"The Defense of the Free World," Robert S. McNamara, Secretary of Defense, before the National Industrial Conference Board, 21 May 1964, Department of State Bulletin, 8 June 1964


Source: Source: The Pentagon Papers, Gravel Edition, Volume 3, pp. 717


"The Defense of the Free World," Robert S. McNamara, Secretary of Defense, before the National Industrial Conference Board, 21 May 1964, Department of State Bulletin, 8 June 1964, p. 895:

* * *

The "Forward Defense" Nations:

Our military assistance program today is oriented mainly toward those countries on the periphery of the major communist nations where the threats are greatest and in which the indigenous resources are least. In the fiscal year 1965 program now before the Congress, about two-thirds of the total amount is scheduled to go to the 11 nations on the southern and eastern perimeters of the Soviet and Red Chinese blocs. These sentinels of the free world, in a sense, are in double jeopardy from potential military aggression from without and from attempted subversion from within. These countries are under the Red shadow. They face the major threat, and they are the ones most affected by the modernization of communist forces. For this group we requested $745 million in military assistance. They best illustrate the points I want to make.

Imagine a globe, if you will, and on that globe the Sino-Soviet bloc. The bloc is contained at the north by the Arctic. To the west are the revitalized nations of Western Europe. But across the south and to the east you find the 11 "forward defense" nations-Greece, Turkey, Iran, Pakistan, India, Laos, Thailand, South Vietnam, the Philippines, and the Republics of China and Korea. These nations, together with stretches of the Pacific Ocean bearing the U.S. Fleet, describe an arc along which the free world draws its frontlines of defense.

The frontlines are there in the interests of those 11 nations; the lines are there also in the interests of the United States and the rest of the free world. The areas which this 11-nation arc protects are of obvious strategic importance to the United States. More significant, however, is the importance of the arc to the principle that nations have a right to be independent--a right to develop in peace, in freedom, and according to the principle of self-determination. United States support of these rights at the frontiers thickens the blood of the free-world family; it strengthens our security at home.

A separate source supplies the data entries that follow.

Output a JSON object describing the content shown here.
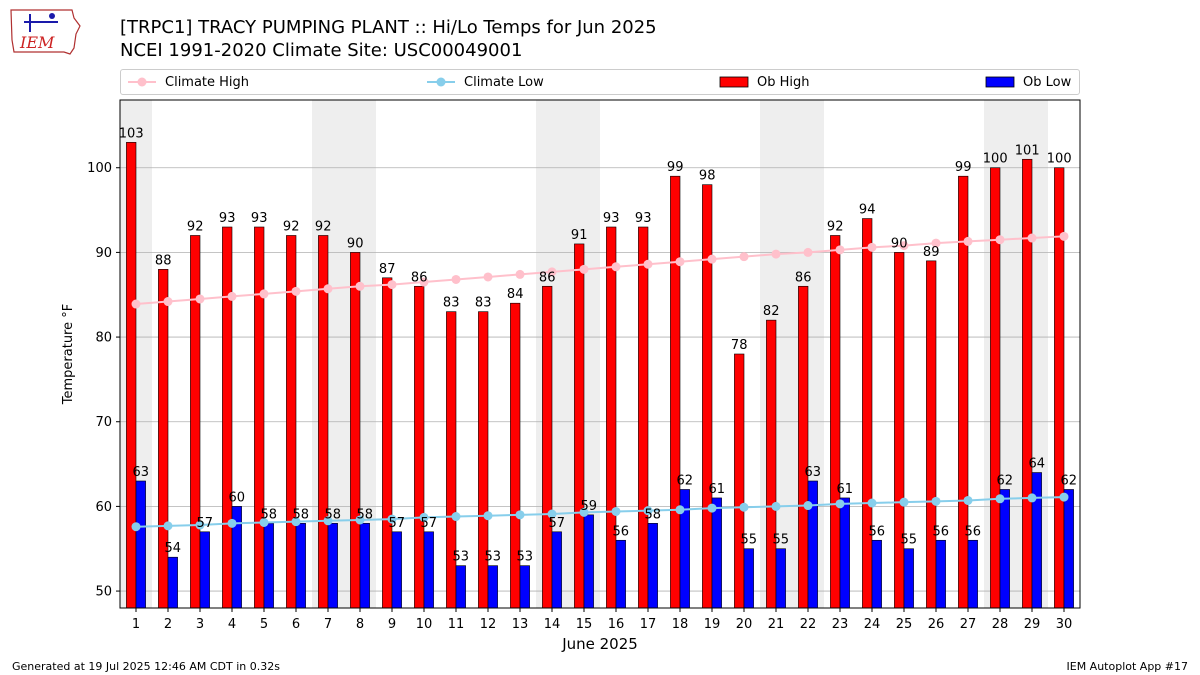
{
  "header": {
    "title_line1": "[TRPC1] TRACY PUMPING PLANT :: Hi/Lo Temps for Jun 2025",
    "title_line2": "NCEI 1991-2020 Climate Site: USC00049001",
    "logo_text": "IEM"
  },
  "legend": {
    "climate_high": "Climate High",
    "climate_low": "Climate Low",
    "ob_high": "Ob High",
    "ob_low": "Ob Low"
  },
  "footer": {
    "generated": "Generated at 19 Jul 2025 12:46 AM CDT in 0.32s",
    "app": "IEM Autoplot App #17"
  },
  "colors": {
    "ob_high": "#ff0000",
    "ob_low": "#0000ff",
    "climate_high": "#ffc0cb",
    "climate_low": "#87ceeb",
    "weekend_band": "#eeeeee",
    "grid": "#b0b0b0"
  },
  "chart_data": {
    "type": "bar",
    "xlabel": "June 2025",
    "ylabel": "Temperature °F",
    "ylim": [
      48,
      108
    ],
    "yticks": [
      50,
      60,
      70,
      80,
      90,
      100
    ],
    "grid": "horizontal",
    "legend_position": "top",
    "shaded_days": [
      1,
      7,
      8,
      14,
      15,
      21,
      22,
      28,
      29
    ],
    "categories": [
      "1",
      "2",
      "3",
      "4",
      "5",
      "6",
      "7",
      "8",
      "9",
      "10",
      "11",
      "12",
      "13",
      "14",
      "15",
      "16",
      "17",
      "18",
      "19",
      "20",
      "21",
      "22",
      "23",
      "24",
      "25",
      "26",
      "27",
      "28",
      "29",
      "30"
    ],
    "series": [
      {
        "name": "Ob High",
        "kind": "bar",
        "values": [
          103,
          88,
          92,
          93,
          93,
          92,
          92,
          90,
          87,
          86,
          83,
          83,
          84,
          86,
          91,
          93,
          93,
          99,
          98,
          78,
          82,
          86,
          92,
          94,
          90,
          89,
          99,
          100,
          101,
          100
        ]
      },
      {
        "name": "Ob Low",
        "kind": "bar",
        "values": [
          63,
          54,
          57,
          60,
          58,
          58,
          58,
          58,
          57,
          57,
          53,
          53,
          53,
          57,
          59,
          56,
          58,
          62,
          61,
          55,
          55,
          63,
          61,
          56,
          55,
          56,
          56,
          62,
          64,
          62
        ]
      },
      {
        "name": "Climate High",
        "kind": "line",
        "values": [
          83.9,
          84.2,
          84.5,
          84.8,
          85.1,
          85.4,
          85.7,
          86.0,
          86.2,
          86.5,
          86.8,
          87.1,
          87.4,
          87.7,
          88.0,
          88.3,
          88.6,
          88.9,
          89.2,
          89.5,
          89.8,
          90.0,
          90.3,
          90.6,
          90.8,
          91.1,
          91.3,
          91.5,
          91.7,
          91.9
        ]
      },
      {
        "name": "Climate Low",
        "kind": "line",
        "values": [
          57.6,
          57.7,
          57.8,
          58.0,
          58.1,
          58.2,
          58.3,
          58.4,
          58.5,
          58.7,
          58.8,
          58.9,
          59.0,
          59.1,
          59.3,
          59.4,
          59.5,
          59.6,
          59.8,
          59.9,
          60.0,
          60.1,
          60.3,
          60.4,
          60.5,
          60.6,
          60.7,
          60.9,
          61.0,
          61.1
        ]
      }
    ]
  }
}
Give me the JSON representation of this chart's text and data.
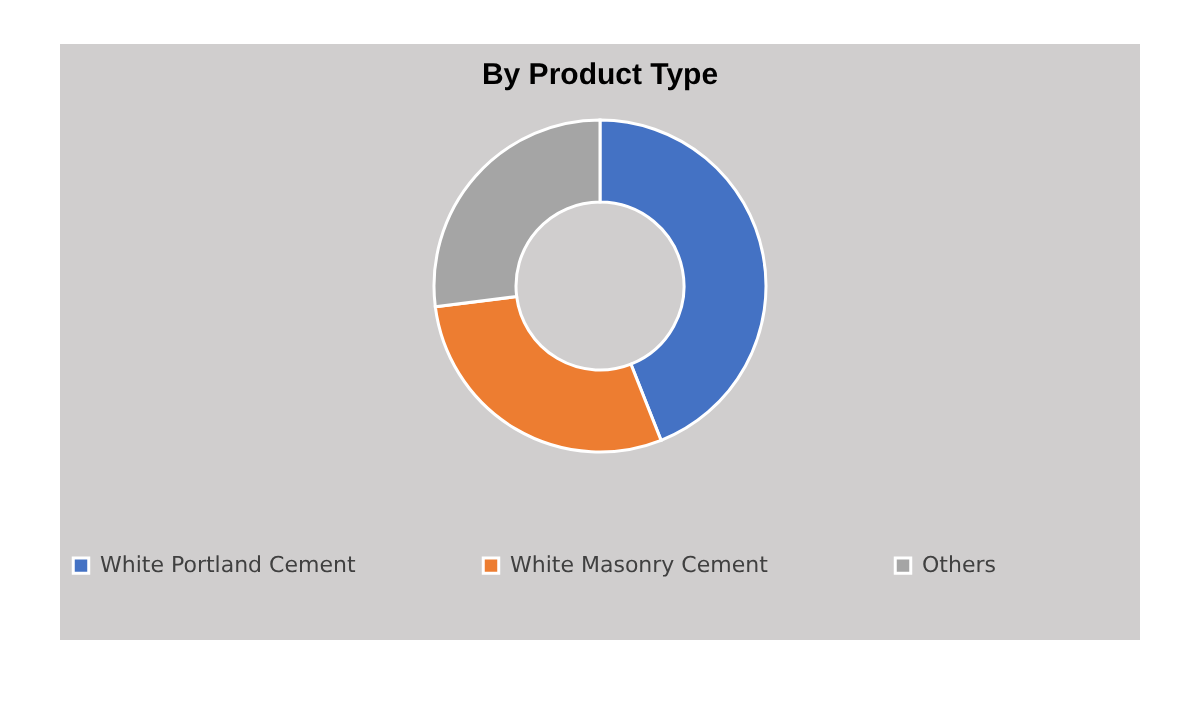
{
  "chart_data": {
    "type": "donut",
    "title": "By Product Type",
    "categories": [
      "White Portland Cement",
      "White Masonry Cement",
      "Others"
    ],
    "values": [
      44,
      29,
      27
    ],
    "colors": [
      "#4472c4",
      "#ed7d31",
      "#a5a5a5"
    ],
    "legend": "bottom"
  }
}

We must recognize, however, that the United States does not have the resources to maintain a credible force by itself along all of this great arc of forward positions. Such a strategy would be unbearably costly to us in both money and human resources. The United States maintains major combat units ashore in forward positions only in Europe and in parts of the Far East. Such deployments are costly and hurt our balance-of-payments position. We do not now contemplate additional semipermanent deployments of forces abroad.